BELMONTE PATH @Signature
Cognac, Creme de cassis, d’Uva Barbera, cardamom syrup, raspberry puree, wildflowers for garnish. An elegant after dinner drink that is complex and decisive. It’s structure is French: its body and softness are supported by the Cognac, and the cardamom spice balances with the creamy, fresh pulp of slightly tangy raspberries. The flowers emphasize the aromatic bouquet.
FLYING CORPSE @Signature
Gin, Cocchi americano, Pimento dram, d’UVA Barbera, orgeat syrup, lime juice, mint, grapes and black pepper for garnish. This is a “fusion” cocktail where pre-prohibition meets the Parisian 1920s, originally intended to give new life to customers passing through a difficult time (also often heard as Corpse Reviver)…the drink was a sort of strength-giving day-therapy that saw many different interpretations through the 20s, prohibition, the 1950s, and today. The version that Cristiano Taluzzi created for d’UVA has a complex yet light character with a pleasantly sweet, peppered, and stimulating mix of spices to its overall friendly profile.

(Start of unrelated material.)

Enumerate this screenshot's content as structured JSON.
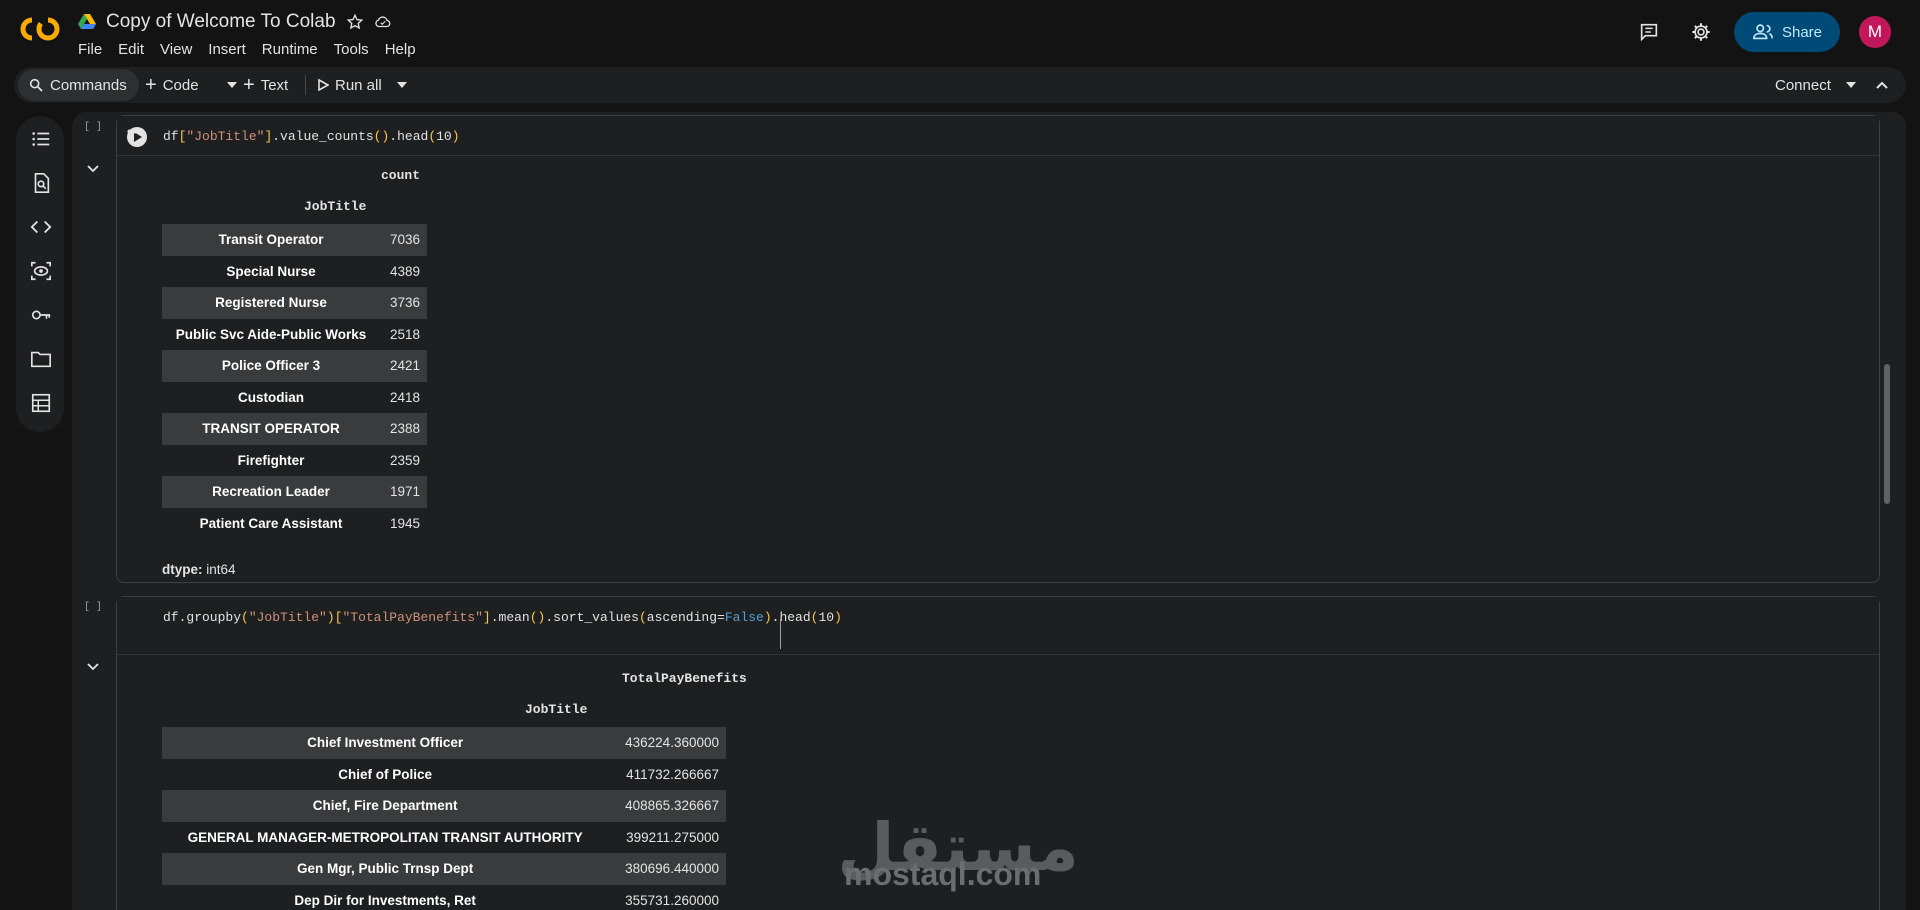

Amaretto di Saronno, d’UVA Barbera, Ginger ale; cinnamon for garnish. A complex, captivating cocktail excellent at the end of a meal, this drink has a soft, curvy feminine character. It’s a charming drink also perfect for happy hour, its different sensations playing with the sense: the light bitterness of almond, the refreshing ginger ale, the warm cinnamon, and the juiciness of d’UVA.
Campari, d’UVA Barbera, citron juice; lemon and apple for garnish.
The Futurists displayed with notable creativity when they gave cocktails Italian names in the 1930s, years when using foreign words was actually illegal. “Barman” became “miscelatori” (mixologist) and “cocktails” became “polibibite,” from poli (many)-bibite (drink). In the same period, a cocktail (excuse the English–polibibite) was invented with a red wine base, Campari, and citron juice called La Giostra (The Ride). Ottovolante, or Rollercoaster, is Cristiano Taluzzi’s interpretation where the red wine is substituted with d’UVA. It’s a refreshing and discreetly alcoholic drink, rather bitter from the Campari and citrusy from the citron juice. It’s classic happy hour!